The discussion did not end there. For the past couple of months we’ve been exchanging emails with the core team and working on upgrades to the existing official theme. Drawing on incoming feedback and bugs reported by users, we’ve been working together with the Thunderbird team on refining our designs.
Finally, we started to think about how we can upgrade current look and feel of the product. Maybe using the “Monterail” theme or its next version?
A complete redesign of a tool like Thunderbird is a huge challenge. The app currently has over 26 million users around the world and we feel they should have voice in the matter as well. After all, Thunderbird is an open source project and we must respect that.

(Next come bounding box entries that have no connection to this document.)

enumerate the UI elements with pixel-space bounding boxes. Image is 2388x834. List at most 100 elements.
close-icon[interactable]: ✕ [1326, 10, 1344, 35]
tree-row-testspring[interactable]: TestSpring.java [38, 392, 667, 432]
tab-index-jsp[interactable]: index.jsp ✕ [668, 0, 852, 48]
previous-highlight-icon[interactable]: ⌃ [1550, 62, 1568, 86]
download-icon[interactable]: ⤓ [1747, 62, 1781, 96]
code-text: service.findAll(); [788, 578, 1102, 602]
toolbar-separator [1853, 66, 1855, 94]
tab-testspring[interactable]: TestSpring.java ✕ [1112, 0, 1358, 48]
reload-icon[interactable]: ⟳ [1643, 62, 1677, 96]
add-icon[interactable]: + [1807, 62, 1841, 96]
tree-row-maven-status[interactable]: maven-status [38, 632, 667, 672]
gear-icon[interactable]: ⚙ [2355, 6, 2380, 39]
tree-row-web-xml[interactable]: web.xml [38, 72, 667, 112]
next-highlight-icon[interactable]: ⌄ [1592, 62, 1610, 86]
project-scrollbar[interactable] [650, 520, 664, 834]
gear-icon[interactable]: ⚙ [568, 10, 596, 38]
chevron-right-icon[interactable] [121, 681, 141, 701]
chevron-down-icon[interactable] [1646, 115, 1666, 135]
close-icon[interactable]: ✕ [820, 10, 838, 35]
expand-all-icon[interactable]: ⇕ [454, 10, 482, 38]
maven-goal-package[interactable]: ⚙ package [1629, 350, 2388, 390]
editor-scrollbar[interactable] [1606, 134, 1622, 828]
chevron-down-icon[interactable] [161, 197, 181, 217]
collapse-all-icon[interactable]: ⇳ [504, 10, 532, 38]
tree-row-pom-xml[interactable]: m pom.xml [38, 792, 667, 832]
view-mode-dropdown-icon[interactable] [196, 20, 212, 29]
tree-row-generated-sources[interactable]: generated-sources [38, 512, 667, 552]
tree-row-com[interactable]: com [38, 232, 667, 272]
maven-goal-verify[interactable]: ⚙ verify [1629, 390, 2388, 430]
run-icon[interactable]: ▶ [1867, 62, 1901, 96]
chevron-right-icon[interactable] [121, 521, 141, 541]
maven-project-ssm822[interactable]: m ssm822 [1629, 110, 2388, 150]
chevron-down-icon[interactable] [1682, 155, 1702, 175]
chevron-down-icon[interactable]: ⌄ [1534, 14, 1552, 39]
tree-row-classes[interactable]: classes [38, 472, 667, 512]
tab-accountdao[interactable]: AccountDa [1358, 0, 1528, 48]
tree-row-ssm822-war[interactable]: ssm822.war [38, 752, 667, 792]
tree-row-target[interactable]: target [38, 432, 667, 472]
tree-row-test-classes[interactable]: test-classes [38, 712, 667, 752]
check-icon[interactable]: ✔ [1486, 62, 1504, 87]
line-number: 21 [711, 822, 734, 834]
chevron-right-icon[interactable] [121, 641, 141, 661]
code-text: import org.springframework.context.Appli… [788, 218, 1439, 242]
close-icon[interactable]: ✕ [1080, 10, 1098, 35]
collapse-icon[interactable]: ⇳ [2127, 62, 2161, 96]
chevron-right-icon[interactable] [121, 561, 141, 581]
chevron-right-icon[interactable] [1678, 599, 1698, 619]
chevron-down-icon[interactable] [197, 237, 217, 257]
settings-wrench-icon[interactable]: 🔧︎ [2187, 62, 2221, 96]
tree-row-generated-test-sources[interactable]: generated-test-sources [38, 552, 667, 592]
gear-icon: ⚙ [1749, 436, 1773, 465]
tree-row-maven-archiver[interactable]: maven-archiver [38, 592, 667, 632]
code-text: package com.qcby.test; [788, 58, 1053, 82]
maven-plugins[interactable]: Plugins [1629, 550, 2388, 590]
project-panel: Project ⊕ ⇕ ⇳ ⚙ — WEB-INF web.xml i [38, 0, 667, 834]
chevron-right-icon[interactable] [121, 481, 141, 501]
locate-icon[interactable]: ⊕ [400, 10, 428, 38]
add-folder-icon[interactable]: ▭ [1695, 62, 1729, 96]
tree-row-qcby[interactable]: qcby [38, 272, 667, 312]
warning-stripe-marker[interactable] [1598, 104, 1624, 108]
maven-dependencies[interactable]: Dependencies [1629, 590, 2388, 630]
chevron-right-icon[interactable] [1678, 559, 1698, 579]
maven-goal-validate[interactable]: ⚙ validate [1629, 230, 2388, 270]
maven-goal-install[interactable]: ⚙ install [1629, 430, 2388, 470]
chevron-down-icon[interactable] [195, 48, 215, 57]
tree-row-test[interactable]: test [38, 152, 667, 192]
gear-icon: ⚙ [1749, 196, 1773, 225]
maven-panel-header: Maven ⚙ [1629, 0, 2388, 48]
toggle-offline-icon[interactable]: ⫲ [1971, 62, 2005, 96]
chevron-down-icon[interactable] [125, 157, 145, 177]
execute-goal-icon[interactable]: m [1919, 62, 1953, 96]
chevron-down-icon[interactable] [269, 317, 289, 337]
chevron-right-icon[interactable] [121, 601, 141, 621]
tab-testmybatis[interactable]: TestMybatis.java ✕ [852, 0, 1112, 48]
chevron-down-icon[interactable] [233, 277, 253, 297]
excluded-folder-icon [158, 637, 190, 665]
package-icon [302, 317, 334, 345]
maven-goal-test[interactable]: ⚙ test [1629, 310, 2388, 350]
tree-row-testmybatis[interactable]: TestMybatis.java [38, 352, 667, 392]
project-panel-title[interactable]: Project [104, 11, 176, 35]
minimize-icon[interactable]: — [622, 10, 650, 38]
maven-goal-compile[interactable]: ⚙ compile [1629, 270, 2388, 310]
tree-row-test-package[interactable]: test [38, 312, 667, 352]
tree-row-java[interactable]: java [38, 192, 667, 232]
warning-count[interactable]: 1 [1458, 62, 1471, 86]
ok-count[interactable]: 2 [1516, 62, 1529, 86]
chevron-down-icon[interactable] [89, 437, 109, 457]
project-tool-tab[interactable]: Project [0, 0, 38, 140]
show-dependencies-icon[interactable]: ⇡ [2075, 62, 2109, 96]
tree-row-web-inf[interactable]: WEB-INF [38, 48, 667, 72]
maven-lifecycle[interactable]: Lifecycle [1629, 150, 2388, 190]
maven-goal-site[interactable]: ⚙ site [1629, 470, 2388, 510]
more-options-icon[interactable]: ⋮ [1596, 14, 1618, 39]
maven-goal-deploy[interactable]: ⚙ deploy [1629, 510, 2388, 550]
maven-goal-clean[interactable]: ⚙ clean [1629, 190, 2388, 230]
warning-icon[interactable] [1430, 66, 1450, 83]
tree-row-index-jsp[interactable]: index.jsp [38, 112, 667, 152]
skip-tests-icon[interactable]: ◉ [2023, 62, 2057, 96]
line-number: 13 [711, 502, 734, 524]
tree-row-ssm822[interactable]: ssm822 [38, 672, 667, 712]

The first version of the redesign was based on graphical usability principles and feedback from a handful of users. I’m fully aware that it is not perfect, but it was just a first step upon which we can now build something greater. That is why before implementing any changes in the product, we need to learn about the needs of people who use it daily. This will not happen overnight. We need to collect a lot of data, but this data will allow us to make a highly informed decision about the future of Thunderbird. And to be honest with you—that’s pretty exciting prospect!
We wholeheartedly invite all Thunderbird users past and present, along with everyone who see it as their email client of choice to take part in a research survey we’re running. This survey will be the foundation for any further action connected with the development of a new default theme.
We want to learn what you appreciate Thunderbird for and what are its drawbacks. How do you feel about its current look and potential future changes. What are the most pressing issues. Want to be a part of this process?
We will be collecting responses for the next 3 weeks, that is until February 6th.
Based on the feedback, we’ll create a roadmap for Thunderbird and establish our goals for the upcoming months. We need to understand your point of view to ensure that we develop an email client you’d love to use.